Barnabe Googe 1540-1594
(Also Goche, Gougge, Gouche) English poet and translator.
A poet and translator, Googe is best known for Eclogues, Epitaphs, and Sonnets (1563), which is considered to be among the earliest collections of modern English poetry. This collection is credited as partially responsible for establishing the eclogue as an English poetic genre and for helping to usher in the plain-style lyrics that were a popular feature of poetry in the next century. As a translator, Googe is noted for his English versions of Marcellus Palingenius's Zodiake of Life (1560) and Conrad Heresbach's Four Books of Husbandry (1577). Googe's reputation, which considerably declined following his death in 1594, has been revived by literary historians who recognize in his work transmissions of both ideas and stylistic practices that would influence such better-known English writers as Edmund Spenser, William Shakespeare, and John Milton.
Googe was born in Kent in 1540. His mother died when he was still an infant. He attended Cambridge university, receiving his degree from Christ's College at Cambridge in 1555, and later at the Inns of Court. Two years later his father died, leaving Googe an inheritance of considerable property on the condition that he use his education to provide free counsel to those in need. Unable to gain full control of his inheritance until the death of his stepmother, Googe began work as a civil servant, traveling to Spain in the party of the ambassador in 1561. After a stormy courtship and the intervention of the Archbishop of Canterbury, he married Mary Darrell in 1564, with whom he would have nine children. In 1574, his relative Sir William Cecil (who had recently been named Lord Burghley) sent Googe to a post in Ireland. During his years in Ireland, Googe became acquainted with authors Edmund Spenser and Barnabe Riche, as well as composing numerous sketches and letters. In 1582, Googe was appointed provost marshal of Connaught and Thomond, providing him some financial stability but separating him from his family. After the death of his stepmother in 1583-84, he began planning his return to England. He returned to his family home in Lincolnshire in 1585, where he remained until his death in 1594.

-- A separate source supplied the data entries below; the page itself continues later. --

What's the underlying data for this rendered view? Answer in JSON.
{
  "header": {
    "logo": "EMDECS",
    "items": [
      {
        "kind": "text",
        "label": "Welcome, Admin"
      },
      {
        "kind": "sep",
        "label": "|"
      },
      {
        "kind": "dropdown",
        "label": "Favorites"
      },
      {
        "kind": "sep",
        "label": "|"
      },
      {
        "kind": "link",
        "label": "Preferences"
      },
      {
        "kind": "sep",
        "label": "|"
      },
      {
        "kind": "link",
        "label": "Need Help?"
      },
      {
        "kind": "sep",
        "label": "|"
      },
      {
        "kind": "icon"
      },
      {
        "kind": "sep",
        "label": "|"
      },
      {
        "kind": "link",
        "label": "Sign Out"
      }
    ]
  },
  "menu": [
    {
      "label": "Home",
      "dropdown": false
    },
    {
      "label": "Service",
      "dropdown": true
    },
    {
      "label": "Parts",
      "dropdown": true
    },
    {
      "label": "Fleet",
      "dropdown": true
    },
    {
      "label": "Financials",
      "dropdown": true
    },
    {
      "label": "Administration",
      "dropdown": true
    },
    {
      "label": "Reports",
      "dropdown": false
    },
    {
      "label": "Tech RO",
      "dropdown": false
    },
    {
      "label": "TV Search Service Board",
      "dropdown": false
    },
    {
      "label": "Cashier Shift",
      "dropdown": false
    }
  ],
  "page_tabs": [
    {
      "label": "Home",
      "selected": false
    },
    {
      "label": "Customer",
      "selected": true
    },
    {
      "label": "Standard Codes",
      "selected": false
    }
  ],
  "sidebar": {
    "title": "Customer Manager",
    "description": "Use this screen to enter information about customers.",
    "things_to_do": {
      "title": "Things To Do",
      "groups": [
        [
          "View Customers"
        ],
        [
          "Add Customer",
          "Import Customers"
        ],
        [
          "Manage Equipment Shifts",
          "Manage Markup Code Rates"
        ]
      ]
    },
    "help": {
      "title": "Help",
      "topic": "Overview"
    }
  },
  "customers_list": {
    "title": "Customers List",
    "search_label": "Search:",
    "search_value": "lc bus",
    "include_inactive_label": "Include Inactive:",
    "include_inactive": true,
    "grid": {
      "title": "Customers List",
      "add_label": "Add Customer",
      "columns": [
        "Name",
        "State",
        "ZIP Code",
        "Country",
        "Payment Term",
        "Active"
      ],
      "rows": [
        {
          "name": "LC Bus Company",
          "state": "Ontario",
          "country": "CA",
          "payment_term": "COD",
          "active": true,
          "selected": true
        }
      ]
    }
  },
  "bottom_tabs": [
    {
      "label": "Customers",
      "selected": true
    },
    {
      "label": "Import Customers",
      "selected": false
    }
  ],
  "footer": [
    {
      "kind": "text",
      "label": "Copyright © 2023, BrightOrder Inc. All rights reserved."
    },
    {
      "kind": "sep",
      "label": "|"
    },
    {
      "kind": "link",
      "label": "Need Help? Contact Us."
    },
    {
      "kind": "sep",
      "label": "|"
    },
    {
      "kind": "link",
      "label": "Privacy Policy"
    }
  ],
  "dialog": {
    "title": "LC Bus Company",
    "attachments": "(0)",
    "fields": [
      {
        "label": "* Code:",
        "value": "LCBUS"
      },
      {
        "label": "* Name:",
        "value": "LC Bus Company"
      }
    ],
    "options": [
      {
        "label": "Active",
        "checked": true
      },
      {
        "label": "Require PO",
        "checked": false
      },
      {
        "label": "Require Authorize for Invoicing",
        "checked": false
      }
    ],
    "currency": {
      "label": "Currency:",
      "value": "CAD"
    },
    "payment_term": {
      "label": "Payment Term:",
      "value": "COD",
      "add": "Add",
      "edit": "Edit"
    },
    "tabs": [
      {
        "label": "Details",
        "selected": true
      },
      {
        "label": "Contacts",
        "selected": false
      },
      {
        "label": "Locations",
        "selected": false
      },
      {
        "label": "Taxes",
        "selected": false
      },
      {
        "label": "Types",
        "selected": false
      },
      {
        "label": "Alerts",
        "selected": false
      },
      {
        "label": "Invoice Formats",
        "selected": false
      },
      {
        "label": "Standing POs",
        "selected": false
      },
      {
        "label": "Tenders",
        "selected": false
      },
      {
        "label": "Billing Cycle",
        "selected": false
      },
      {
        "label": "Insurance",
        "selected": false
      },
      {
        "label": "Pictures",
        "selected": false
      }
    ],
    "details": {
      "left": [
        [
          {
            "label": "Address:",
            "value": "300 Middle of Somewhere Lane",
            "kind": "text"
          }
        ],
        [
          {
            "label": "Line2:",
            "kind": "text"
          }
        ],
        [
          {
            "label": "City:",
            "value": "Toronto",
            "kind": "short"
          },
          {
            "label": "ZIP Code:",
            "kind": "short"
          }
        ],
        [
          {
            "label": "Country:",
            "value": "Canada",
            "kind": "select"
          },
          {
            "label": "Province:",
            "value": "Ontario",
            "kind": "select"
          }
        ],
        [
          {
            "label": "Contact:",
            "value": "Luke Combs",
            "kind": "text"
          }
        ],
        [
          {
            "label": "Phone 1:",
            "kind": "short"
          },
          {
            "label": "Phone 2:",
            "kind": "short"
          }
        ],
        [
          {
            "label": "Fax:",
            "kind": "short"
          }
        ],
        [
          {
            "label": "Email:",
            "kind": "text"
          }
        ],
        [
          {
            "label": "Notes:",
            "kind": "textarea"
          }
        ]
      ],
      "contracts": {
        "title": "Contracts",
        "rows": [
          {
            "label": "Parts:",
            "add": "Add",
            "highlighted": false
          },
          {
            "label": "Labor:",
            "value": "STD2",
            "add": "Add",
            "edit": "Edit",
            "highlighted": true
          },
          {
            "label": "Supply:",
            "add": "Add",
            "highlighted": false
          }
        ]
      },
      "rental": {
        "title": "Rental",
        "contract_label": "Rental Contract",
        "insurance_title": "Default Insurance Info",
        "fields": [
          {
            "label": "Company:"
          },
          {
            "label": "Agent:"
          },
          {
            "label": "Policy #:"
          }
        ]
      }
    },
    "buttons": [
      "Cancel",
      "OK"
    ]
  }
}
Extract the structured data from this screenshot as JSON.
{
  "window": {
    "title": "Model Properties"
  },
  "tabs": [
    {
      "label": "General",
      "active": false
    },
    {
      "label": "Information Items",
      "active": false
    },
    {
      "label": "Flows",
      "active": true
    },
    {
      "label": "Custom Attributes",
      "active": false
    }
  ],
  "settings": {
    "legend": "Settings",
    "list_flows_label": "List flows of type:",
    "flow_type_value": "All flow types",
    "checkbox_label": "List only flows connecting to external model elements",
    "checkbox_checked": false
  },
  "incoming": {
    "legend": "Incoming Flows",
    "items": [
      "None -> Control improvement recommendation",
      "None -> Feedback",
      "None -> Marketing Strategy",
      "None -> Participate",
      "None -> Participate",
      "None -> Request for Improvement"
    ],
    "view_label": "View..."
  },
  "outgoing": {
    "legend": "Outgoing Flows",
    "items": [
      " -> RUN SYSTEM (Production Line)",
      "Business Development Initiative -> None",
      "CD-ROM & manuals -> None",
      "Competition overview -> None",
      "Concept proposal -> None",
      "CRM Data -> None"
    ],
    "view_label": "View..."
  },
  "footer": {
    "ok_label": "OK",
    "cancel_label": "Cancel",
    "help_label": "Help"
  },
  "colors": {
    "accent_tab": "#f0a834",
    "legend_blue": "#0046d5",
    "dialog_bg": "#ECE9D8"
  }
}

Googe's major work, Eclogues, Epitaphs, and Sonnets, includes many obviously youthful imitations of poems found in Richard Tottel's 1557 Miscellany. Eclogues, Epitaphs, and Sonnets is nevertheless distinguished by its inclusion of eight connected eclogues that reject the genre's glorification of sensual love while at the same time employing the pastoral style of this poetic form. The volume's final poem, an allegorical dream sequence entitled “Cupido Conquered” also seeks to show that romantic and sensual passions should be overcome. While Eclogues, Epitaphs, and Sonnets is regarded as Googe's most enduring literary achievement, during his lifetime he was known primarily for his translations. In 1560, Googe published a translation of the first three books of Palingenius's Zodiacus vitae, a philosophical poem about nature, the human condition, and the path to spiritual salvation. By 1565, Googe had completed his translation of all twelve books of The Zodiake of Life, which soon became a standard school text. In 1569, Googe published The Ship of Safeguard, an allegorical poem that Googe translated liberally from two Christian legends. Following Queen Elizabeth's excommunication from the Catholic Church in 1570, Googe published The Popish Kingdom; or, Reign of Antichrist, a translation of Thomas Kirchmeyer's anti-Catholic diatribe. In 1577, Googe produced one of his most celebrated translations, Four Books of Husbandry, based on Conrad Heresbach's work on agricultural practices. In addition to translating this volume, Googe also augmented it by introducing numerous prose digressions on food and farming. Over the next decade, Googe translated several more works, including a volume of Latin poetry, a collection of Spanish proverbs, and a work about medicinal herbs.
Googe intended his translations for the moral and practical education of his countrymen. This was especially the case with Zodiake of Life and Four Books of Husbandry, which drew praise from Googe's Elizabethan contemporaries for their faithfulness to the originals. While Googe was largely forgotten in the century following his death, his poetry was rediscovered in the eighteenth century by literary historians, most of whom condemned his poetic output as unorigional. Only in the twentieth century has the critical assessment of Googe's works become more positive, with critics viewing his lyric poetry as an early example of the plain style favored by later, more prominent poets. Yvor Winters describes “Of Money” as one of the greatest lyric poems of its age, and it has since become one of Googe's most anthologized poems. Nevertheless, studies of Googe's poetry tend to concentrate more on its literary influence than on its intrinsic merits. His poetic output is most often adduced for two purposes: first, to argue for the influence of Tottel's Miscellany, thus demonstrating Googe's importance in leading the transition from religious to personal poetry, and, second, to illustrate his part in introducing the poetic form of the eclogue into English letters.